肺炎链球菌不产生重要毒素,其侵袭力主要与荚膜、溶血素、神经氨酸酶有关。荚膜能抵抗人体内吞噬细胞的吞噬作用而大量繁殖;溶血素可与被感染者细胞膜上的胆固醇结合,进而形成空洞起到杀伤细胞的作用;神经氨酸酶能分解细胞膜糖蛋白和糖磷脂的N-乙酰神经氨酸,与肺炎链球菌在鼻咽部和支气管粘膜上定植、繁殖和扩散有关。荚膜是最主要的致病因素,如果失去荚膜,其毒力和致病性将削弱或丧失。
3.肺炎练球菌感染的流行病学:
肺炎链球菌感染性疾病常见于营养不良人群、社会经济水平低者及发展中国家,各季节均可发生,温带地区以冬季和春季发病较高。该病多呈散发流行,但在封闭人群中(如养老院/幼儿园等)可暴发流行。据2012年WHO报道,每年有超过120万人死于肺炎链球菌感染,其中70—100万人为5岁以下儿童,在能通过疫苗预防的病原菌中其病死率最高。
4.肺炎链球菌感染的临床表现:
自然条件下,该菌定植在10%—40%的人鼻咽部,全球有5%—10%的健康成人、20%—40%的健康儿童是肺炎链球菌携带者。因为正常人呼吸道有多种防止肺部感染的保护机制如咳嗽反射、纤毛运动、巨噬细胞吞噬作用等,故一般情况下肺炎链球菌并不引起发病。仅当进入气道的细菌数量太大、或呼吸道正常防御功能遭受损害时才引起发病。

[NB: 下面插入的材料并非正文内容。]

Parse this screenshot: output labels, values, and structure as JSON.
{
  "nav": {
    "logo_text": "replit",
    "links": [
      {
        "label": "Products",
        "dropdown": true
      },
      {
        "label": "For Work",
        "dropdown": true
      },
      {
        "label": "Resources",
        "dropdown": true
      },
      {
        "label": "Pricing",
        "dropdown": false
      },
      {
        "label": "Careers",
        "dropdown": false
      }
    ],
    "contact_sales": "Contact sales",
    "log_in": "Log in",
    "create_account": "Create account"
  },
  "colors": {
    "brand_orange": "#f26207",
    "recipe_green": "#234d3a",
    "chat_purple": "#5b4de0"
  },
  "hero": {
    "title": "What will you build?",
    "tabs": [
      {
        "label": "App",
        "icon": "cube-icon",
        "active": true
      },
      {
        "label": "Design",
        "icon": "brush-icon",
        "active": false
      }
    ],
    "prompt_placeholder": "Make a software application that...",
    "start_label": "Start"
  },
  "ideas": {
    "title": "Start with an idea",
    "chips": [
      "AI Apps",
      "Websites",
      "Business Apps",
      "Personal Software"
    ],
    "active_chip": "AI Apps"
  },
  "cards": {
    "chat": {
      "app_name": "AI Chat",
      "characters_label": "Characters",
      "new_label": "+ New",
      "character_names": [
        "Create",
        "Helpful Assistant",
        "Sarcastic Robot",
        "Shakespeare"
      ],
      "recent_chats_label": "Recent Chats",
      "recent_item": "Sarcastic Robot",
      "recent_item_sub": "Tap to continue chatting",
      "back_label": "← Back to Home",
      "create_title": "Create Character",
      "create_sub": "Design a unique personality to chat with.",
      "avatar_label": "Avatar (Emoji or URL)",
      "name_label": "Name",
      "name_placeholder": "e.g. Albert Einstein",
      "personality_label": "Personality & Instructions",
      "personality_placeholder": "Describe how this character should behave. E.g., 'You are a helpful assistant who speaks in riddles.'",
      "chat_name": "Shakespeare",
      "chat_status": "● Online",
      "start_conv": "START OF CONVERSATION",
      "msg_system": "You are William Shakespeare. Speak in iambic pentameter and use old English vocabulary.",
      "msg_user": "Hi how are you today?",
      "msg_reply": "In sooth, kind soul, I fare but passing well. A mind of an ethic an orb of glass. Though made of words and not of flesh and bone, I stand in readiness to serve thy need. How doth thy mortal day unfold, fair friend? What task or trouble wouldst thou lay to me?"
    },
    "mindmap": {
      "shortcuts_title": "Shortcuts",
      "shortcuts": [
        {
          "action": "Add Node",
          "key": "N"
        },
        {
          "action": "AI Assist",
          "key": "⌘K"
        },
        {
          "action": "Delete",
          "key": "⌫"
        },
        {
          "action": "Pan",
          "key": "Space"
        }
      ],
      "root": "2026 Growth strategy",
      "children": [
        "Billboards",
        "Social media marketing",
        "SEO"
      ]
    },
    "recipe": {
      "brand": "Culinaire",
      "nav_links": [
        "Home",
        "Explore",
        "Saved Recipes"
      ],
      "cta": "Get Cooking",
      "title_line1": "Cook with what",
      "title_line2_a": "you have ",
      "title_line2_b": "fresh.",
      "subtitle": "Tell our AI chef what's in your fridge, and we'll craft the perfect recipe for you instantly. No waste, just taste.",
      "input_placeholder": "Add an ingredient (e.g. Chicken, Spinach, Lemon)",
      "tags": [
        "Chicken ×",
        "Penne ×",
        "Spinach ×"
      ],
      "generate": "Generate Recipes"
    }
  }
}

当机体突然受凉、淋雨、疲劳和酒醉等均可降低抵抗力,当病人免疫力降低或菌群失调时,其可直接侵入鼻窦、支气管甚至肺泡引起肺炎等。
肺炎链球菌是社区获得性肺炎的常见病原菌,临床症状为突然发病、高热、寒战、胸膜剧烈疼痛、咳铁锈色痰。10%—20%的患者可于高热期伴发菌血症。
其病理表现最初为肺泡内有大量纤维蛋白渗出液,继之是红细胞和白细胞向肺泡内渗出,最终导致病变部位肺组织实变。病变通常仅累及单个肺叶,故称为大叶性肺炎。肺炎链球菌也可侵入机体其他部位,引起中耳炎、鼻窦炎、胸膜炎、腹膜炎、心内膜炎及化脓性脑膜炎等,尤其是呼吸道病毒感染者或婴幼儿、老年体弱者。
5.     肺炎链球菌肺炎的影像学表现:
急性肺炎链球菌肺炎典型的影像学表现包括跨越肺段的均质性病变,但仅
仅累及一个肺叶(大叶性肺炎)。由于实变起始于肺的外周部的气腔,故其总是贴近脏层胸膜表面或叶间部。偶尔,感染可表现为球形病灶(球形肺炎),与成人相比,该类型更多见于儿童。另外,约1/3病人表现为斑片状实变影(支气管肺炎)。病情严重者,可出现空洞性坏死、脓肿、支气管胸膜瘘、胸腔积液等表现。
6.     肺炎链球菌病原学诊断:
从无菌体液中直接培养到肺炎链球菌,是确切诊断肺炎链球菌感染的金标准
方法。除此之外,肺炎链球菌尿抗原检测也有助于判断是否存在肺炎链球菌感染,敏感度为50%—80%,特异度超过90%。鉴于肺炎链球菌感染后该试验可持续阳性1-6个月,且对肺炎链球菌无症状的携带者,特别是婴幼儿,该检测也经常呈阳性反应,因此该检测推荐用于成人,对于儿科病人价值有限,不推荐用于6岁以下幼儿。
7.     肺炎链球菌感染的治疗
IDSA/ATS的成人社区获得性肺炎治疗共同指南强烈推荐大环内酯抗菌药物
作为门诊治疗的单一药物方案。但考虑到在一些地区,如亚洲国家,肺炎链球菌对大环内酯类抗菌药物的耐药率的增加,应用该推荐方案时应保持谨慎。头孢呋辛也被IDSA/ATS指南推荐用于有抗菌药物耐药风险的肺炎链球菌感染患者的治疗。然而,在对头孢呋辛有高耐药率的地区,如亚洲地区,也不应选择这种推荐。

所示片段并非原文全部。